Former taxi-driver Farhad Jamal of Priory Road, Eastbourne, had his licence revoked by the council last June following a series of complaints about his conduct. They included claims he had made more than 30 nuisance calls to another driver.
Jamal, who worked out of Polegate Station taxi rank, launched a legal challenge, but – after a hearing on Friday, February 10 – Hastings Magistrates upheld the decision, originally made by the councillors on Wealden’s licencing sub-committee.
The council says the court agreed that Jamal was no longer a fit and proper person to hold a licence, upheld the decision and ordered him to pay £1,600 in costs.
Responding to the ruling, the chairman of the licencing committee, Cllr Nigel Coltman said: “This investigation was part of an ongoing attempt to improve the service provided by taxi drivers at the Polegate rank.
“It followed complaints by both members of the public and taxi drivers themselves. A number of drivers have been sanctioned, including Mr Jamal.
“I am pleased that the Court upheld the original decision made by Wealden councillors and the problems at the Polegate Station taxi rank have now been resolved.
“Although the majority of taxi drivers behave properly, we will investigate complaints from the public, if they have any concerns about behaviour or fares.”

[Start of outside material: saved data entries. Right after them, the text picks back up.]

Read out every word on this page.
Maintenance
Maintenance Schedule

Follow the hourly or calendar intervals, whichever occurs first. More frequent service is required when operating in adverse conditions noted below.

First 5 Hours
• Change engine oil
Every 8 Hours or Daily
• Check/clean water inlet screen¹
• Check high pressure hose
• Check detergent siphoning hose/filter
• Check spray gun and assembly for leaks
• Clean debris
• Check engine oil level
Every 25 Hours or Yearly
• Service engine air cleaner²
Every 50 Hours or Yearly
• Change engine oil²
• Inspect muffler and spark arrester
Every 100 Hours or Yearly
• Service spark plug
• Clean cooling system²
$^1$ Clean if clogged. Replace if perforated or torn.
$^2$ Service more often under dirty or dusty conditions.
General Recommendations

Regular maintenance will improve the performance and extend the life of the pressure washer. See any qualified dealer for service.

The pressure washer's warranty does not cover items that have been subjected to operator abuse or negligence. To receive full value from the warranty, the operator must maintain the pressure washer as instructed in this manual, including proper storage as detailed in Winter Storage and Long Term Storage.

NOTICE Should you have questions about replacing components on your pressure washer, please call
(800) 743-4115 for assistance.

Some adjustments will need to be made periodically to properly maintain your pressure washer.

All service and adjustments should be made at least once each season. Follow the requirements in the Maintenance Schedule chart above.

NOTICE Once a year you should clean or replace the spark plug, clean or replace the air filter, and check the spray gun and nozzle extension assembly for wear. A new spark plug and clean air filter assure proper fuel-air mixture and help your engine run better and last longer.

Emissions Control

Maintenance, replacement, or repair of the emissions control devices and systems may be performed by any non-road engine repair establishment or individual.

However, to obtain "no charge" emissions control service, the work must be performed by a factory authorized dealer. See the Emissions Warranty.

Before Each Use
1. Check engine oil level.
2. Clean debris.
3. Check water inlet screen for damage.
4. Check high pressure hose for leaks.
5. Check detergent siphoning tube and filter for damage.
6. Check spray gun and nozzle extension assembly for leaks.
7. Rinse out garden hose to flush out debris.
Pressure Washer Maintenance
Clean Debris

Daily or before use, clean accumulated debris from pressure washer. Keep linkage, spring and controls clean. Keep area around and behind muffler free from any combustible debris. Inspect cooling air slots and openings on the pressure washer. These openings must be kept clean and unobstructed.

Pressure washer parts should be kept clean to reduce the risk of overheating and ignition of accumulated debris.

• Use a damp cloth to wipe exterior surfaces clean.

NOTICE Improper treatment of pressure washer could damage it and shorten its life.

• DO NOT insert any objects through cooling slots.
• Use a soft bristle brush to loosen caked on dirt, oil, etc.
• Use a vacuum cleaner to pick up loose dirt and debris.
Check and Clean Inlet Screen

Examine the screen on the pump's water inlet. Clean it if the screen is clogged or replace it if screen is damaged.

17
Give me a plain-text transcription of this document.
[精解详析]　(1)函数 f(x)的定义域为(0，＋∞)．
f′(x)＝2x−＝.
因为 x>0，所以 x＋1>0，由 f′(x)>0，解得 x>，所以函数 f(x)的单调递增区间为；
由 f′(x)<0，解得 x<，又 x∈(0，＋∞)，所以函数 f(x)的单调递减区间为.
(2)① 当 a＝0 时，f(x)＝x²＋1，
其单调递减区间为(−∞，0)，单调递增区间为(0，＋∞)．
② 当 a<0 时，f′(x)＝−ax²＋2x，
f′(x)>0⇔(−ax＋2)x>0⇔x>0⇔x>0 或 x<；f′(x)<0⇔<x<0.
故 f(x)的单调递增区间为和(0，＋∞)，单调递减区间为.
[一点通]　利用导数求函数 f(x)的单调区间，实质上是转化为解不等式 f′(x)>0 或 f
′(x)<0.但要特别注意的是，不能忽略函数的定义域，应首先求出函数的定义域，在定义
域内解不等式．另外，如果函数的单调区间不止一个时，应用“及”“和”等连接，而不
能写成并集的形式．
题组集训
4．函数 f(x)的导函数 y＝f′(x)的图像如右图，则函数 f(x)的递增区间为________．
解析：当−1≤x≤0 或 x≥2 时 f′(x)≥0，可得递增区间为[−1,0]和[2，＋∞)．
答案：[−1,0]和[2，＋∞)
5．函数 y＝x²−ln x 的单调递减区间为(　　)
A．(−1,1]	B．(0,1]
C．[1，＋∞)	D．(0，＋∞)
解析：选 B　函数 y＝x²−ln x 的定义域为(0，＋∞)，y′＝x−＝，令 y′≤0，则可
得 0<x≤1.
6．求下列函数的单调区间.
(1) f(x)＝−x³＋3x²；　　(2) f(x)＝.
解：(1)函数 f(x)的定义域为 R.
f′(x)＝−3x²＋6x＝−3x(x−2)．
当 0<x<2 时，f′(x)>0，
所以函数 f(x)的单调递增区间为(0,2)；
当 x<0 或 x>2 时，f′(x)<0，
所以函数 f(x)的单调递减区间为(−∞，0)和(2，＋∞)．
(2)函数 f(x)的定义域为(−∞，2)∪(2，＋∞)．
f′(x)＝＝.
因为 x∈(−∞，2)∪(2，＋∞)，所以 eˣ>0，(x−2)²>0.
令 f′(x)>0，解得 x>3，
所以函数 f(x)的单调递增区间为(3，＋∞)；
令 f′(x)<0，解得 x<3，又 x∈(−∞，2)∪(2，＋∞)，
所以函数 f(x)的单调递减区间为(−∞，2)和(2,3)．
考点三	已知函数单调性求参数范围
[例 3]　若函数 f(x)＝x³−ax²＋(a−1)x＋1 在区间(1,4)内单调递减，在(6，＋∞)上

The council says Jamal, who had held a licence with the council between July 2015 and June 2016, was involved in a number of incidents in his time as a licenced driver. Evidence of these incidents was presented at the court hearing, the council says.
A spokesman for Wealden District Council said: “The court found that Mr Jamal had deliberately flouted the council’s rules by accepting a second booking from the Polegate rank, without the agreement of the passenger he had picked up from the same rank moments earlier.
“It also found he had harassed another Polegate taxi driver by making some 30 to 40 nuisance telephone calls, seven of which were made at a time when that driver had passengers on board his taxi.
“Telephone records produced to the court showed that on a single day in March 2016 he was shown to have made a least 14 calls to one driver.”